His palms were warm and dry; his touch was steady. She bowed her head and sank to her knees before him, aware that all four of the boys knelt in the aisle behind her, carefully lowering their precious burden. Hal spoke above her bent form, projecting his voice for the people who filled the cathedral. “Greetings, Ranita Glasswright. It gives us pleasure to see you in the House of the Thousand Gods.”

Again, Rani felt a swirl in her memory, a whisper of the glory that she had seen, that she had summoned. The gods stood at bay, though, keeping to their unspoken promise to let her live her life uninterrupted. Rani crossed her hands over her chest, speaking loudly but knowing that her words would not carry to all. “Gracious lord, the pleasure is for this humble glasswright.”

“We have been told that you would offer up a gift to us this day.”

“Aye, Your Majesty.” Rani looked up into his face. She could see his father's bones, the strong cheeks that had marked Shanoranvilli ben-Jair from the first day that she met the ancient king. She remembered kneeling before that man, years ago, when she had come to the cathedral as First Pilgrim. She took courage from the memory, from the thought of all that had passed since, all that she had survived, and learned, and come to master.

“Aye, Your Majesty,” she repeated, and this time her voice could be heard by the entire assembly behind her. “I come to present you with a gift. I come to present you with the symbol of my guild, and to ask, if it pleases you, that you will grant us license to operate in Morenia as the refashioned glasswrights' guild.”

“Let us see this gift, then.” Hal raised her to her feet, and once again she remarked on how his touch was strong and firm.

Without bidding, the four boys climbed to the dais, balancing their burden with pride. They set the litter upon the floor and looked to Rani for further instruction. Before she could step forward, though, to open the magnificent box, Hal gestured to the man who stood closest by his side. “Baron Farsobalinti, will you give aid to Ranita Glasswright?”

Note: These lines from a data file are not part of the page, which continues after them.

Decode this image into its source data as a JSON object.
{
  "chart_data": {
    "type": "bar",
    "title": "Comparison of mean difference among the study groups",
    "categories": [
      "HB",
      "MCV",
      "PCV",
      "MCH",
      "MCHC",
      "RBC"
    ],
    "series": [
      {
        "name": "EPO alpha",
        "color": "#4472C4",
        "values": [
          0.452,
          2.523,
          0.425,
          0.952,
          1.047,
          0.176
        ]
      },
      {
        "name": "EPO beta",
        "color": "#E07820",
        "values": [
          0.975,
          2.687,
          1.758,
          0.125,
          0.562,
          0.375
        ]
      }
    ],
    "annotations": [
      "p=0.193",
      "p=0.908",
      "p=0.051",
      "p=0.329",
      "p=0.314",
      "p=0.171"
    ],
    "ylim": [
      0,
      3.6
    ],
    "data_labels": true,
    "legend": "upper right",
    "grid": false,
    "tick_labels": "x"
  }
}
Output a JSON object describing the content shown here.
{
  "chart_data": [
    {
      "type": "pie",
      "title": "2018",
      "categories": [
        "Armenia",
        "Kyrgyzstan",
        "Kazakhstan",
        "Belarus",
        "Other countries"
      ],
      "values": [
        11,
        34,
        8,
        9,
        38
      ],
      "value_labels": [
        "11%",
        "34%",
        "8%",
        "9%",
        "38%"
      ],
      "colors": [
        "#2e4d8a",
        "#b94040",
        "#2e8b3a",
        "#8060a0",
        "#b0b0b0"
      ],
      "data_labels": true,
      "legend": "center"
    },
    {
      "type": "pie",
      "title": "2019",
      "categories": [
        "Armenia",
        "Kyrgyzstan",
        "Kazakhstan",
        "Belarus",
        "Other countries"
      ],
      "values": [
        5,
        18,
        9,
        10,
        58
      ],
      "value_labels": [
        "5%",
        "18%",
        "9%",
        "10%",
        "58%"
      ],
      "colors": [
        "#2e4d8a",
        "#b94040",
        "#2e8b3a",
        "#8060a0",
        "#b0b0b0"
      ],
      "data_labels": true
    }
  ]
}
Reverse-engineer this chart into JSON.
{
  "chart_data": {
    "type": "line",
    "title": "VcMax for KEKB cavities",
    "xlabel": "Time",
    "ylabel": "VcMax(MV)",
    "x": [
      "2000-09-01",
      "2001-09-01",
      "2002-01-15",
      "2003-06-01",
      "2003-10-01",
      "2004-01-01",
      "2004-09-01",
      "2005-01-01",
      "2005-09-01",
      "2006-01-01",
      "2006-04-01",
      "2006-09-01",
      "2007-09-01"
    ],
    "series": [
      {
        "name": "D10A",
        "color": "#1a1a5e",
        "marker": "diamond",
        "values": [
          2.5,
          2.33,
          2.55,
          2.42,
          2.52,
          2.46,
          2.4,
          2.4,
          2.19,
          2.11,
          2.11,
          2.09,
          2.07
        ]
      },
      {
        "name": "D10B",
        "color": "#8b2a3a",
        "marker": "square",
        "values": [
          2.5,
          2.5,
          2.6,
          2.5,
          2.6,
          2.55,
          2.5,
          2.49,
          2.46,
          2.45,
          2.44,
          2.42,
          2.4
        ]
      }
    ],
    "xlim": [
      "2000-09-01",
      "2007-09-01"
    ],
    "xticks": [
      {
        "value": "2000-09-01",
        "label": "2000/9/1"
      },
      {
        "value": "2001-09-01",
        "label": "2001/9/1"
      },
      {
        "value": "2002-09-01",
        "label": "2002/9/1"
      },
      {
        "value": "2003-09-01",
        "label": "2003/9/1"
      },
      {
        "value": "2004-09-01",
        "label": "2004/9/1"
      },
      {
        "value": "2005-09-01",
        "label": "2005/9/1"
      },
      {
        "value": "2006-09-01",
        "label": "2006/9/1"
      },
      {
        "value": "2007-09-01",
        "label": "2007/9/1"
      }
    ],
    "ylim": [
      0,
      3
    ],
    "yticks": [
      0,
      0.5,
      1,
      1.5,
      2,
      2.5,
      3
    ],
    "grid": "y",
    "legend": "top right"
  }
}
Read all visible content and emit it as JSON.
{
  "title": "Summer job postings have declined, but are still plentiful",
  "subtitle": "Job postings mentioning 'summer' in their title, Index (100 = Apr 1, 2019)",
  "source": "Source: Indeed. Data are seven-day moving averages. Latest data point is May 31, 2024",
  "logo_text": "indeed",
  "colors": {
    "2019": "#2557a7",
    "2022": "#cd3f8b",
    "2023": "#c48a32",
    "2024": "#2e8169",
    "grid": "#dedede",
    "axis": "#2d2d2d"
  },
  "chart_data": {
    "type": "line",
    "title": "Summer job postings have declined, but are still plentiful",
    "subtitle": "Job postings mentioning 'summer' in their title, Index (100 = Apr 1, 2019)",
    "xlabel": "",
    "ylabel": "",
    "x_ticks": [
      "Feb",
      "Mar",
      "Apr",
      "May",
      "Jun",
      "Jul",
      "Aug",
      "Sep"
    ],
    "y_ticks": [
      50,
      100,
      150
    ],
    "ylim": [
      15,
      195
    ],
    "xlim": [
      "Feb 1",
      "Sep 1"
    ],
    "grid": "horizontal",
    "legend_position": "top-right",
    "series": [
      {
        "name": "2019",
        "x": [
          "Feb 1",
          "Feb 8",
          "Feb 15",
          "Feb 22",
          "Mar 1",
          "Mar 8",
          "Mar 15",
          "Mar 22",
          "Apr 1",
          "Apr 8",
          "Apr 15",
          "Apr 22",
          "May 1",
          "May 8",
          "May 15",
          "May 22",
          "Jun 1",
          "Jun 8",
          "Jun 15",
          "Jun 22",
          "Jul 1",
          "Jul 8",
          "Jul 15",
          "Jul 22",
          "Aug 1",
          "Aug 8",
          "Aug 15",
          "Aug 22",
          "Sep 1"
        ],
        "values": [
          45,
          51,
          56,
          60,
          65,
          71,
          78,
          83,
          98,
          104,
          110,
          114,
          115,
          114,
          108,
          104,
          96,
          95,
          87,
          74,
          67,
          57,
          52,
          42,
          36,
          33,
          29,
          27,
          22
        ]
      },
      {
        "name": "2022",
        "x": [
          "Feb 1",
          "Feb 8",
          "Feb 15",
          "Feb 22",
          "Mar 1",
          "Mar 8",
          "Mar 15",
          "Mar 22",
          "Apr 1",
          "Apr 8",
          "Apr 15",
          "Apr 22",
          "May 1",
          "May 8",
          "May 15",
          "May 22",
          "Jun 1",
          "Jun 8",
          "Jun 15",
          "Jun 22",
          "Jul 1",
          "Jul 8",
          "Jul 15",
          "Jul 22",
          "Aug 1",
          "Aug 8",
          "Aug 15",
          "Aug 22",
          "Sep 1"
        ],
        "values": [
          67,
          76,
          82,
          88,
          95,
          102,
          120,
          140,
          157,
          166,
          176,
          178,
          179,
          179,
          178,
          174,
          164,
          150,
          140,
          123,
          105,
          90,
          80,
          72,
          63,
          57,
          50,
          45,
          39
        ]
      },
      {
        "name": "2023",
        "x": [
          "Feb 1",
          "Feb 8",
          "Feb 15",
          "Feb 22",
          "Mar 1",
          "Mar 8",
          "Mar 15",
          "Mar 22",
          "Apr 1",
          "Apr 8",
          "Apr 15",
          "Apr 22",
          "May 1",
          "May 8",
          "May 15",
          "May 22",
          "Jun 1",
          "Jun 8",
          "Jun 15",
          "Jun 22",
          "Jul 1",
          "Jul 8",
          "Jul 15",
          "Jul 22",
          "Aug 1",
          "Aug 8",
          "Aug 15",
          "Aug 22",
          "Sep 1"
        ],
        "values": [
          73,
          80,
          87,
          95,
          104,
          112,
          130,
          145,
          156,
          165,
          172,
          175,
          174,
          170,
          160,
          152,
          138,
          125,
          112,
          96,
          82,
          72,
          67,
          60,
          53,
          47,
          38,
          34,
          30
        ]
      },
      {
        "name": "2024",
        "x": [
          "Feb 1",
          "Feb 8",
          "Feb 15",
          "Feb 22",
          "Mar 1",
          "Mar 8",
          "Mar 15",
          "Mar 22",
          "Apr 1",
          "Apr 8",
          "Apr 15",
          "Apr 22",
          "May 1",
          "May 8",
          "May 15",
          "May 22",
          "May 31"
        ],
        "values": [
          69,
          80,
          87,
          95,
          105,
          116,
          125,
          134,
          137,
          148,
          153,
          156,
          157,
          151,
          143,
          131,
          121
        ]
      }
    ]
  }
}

“With honor, Your Majesty.” Farso glided to the litter, but he paused before he opened the box. He took the time to meet Rani's gaze, to study her face. She read that he was pleased to help her, that he was proud to stand by the side of his king. But even deeper than that message, woven into the set of his shoulders and the smoothness of his face, she read that he was at peace. He had accepted the death of his son and the madness of his wife, the loss of Mair forever. He still mourned his family, might mourn them forever, but he had renewed his mission to serve his king, to work for Hal's rebuilding of Morenia.

Rani's lips quirked into a smile, and she lowered her head in the faintest of nods. Farso bowed deeply, and then he swept away the lid of the wooden box.

Years ago, she would have been afraid to handle the glass creation nestled on the velvet. Her fingers would have trembled; her palms would have been slicked with sweat. She would have imagined her punishment if she dropped it; her knees would already ache with the embossed designs set into the benches before the altars of Sorn and Lene and all the others who had watched over her apprenticeship with exasperation.